Já que a reprodução (em nosso caso, o sexo) é o sentido – biológico – da vida, o principal motivador interno que nos aciona, é preciso entender que ele nos é onipresente: até a sobrevivência serve à reprodução. “Ah, mas tem muita gente que não quer ter filho...” Irrelevante. Nós não estamos “programados para ter filhos”, e sim para ter prazer, uma coisa acaba levando à outra, mesmo que a tecnologia sugira que o prazer, no futuro, será principalmente masturbatório.

Então, é necessário ter carinho e respeito com o que nos causa prazer. Já existe culpa demais associada ao prazer, ao longo de milênios de cultura: “Tudo que é bom, ou engorda, ou é pecado” é a síntese de nossa má consciência ligada ao prazer.
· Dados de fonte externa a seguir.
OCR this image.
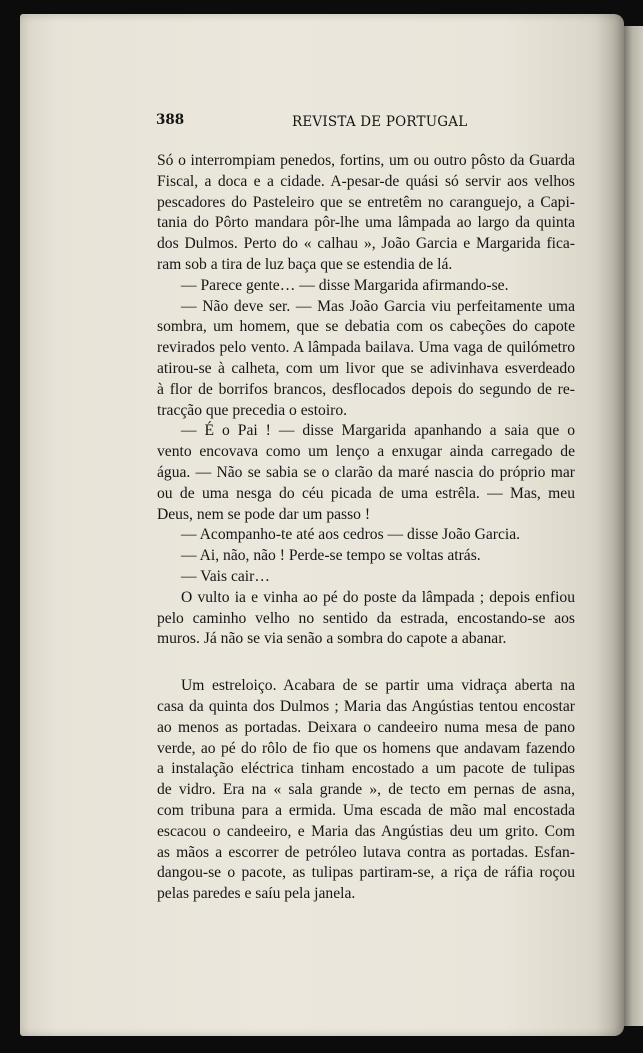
388	REVISTA DE PORTUGAL
Só o interrompiam penedos, fortins, um ou outro pôsto da Guarda
Fiscal, a doca e a cidade. A-pesar-de quási só servir aos velhos
pescadores do Pasteleiro que se entretêm no caranguejo, a Capi-
tania do Pôrto mandara pôr-lhe uma lâmpada ao largo da quinta
dos Dulmos. Perto do « calhau », João Garcia e Margarida fica-
ram sob a tira de luz baça que se estendia de lá.
— Parece gente… — disse Margarida afirmando-se.
— Não deve ser. — Mas João Garcia viu perfeitamente uma
sombra, um homem, que se debatia com os cabeções do capote
revirados pelo vento. A lâmpada bailava. Uma vaga de quilómetro
atirou-se à calheta, com um livor que se adivinhava esverdeado
à flor de borrifos brancos, desflocados depois do segundo de re-
tracção que precedia o estoiro.
— É o Pai ! — disse Margarida apanhando a saia que o
vento encovava como um lenço a enxugar ainda carregado de
água. — Não se sabia se o clarão da maré nascia do próprio mar
ou de uma nesga do céu picada de uma estrêla. — Mas, meu
Deus, nem se pode dar um passo !
— Acompanho-te até aos cedros — disse João Garcia.
— Ai, não, não ! Perde-se tempo se voltas atrás.
— Vais cair…
O vulto ia e vinha ao pé do poste da lâmpada ; depois enfiou
pelo caminho velho no sentido da estrada, encostando-se aos
muros. Já não se via senão a sombra do capote a abanar.
Um estreloiço. Acabara de se partir uma vidraça aberta na
casa da quinta dos Dulmos ; Maria das Angústias tentou encostar
ao menos as portadas. Deixara o candeeiro numa mesa de pano
verde, ao pé do rôlo de fio que os homens que andavam fazendo
a instalação eléctrica tinham encostado a um pacote de tulipas
de vidro. Era na « sala grande », de tecto em pernas de asna,
com tribuna para a ermida. Uma escada de mão mal encostada
escacou o candeeiro, e Maria das Angústias deu um grito. Com
as mãos a escorrer de petróleo lutava contra as portadas. Esfan-
dangou-se o pacote, as tulipas partiram-se, a riça de ráfia roçou
pelas paredes e saíu pela janela.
A conversa é, pois, entre dirigir e ser dirigido; o Eu como sujeito (Ego) x Algo em mim me comandando (Id). Todos os exemplos de vício, que serão abaixo mencionados, têm essa complexidade e essa conversa:

Paixão. Do latim “passio”, permite apenas uma tradução: sofrimento. Ela pode/costuma ser um “estado alterado da mente”, pode ser sublime e pode ser origem do crime passional, do stalker, do domínio/submissão, do sadomasoquismo.

Drogas. Falando em estados alterados da mente, a luxúria se serve das drogas, as drogas se servem da luxúria. Lembrando: o álcool continua sendo a mais comum/danosa delas, quando transformado em vício/doença.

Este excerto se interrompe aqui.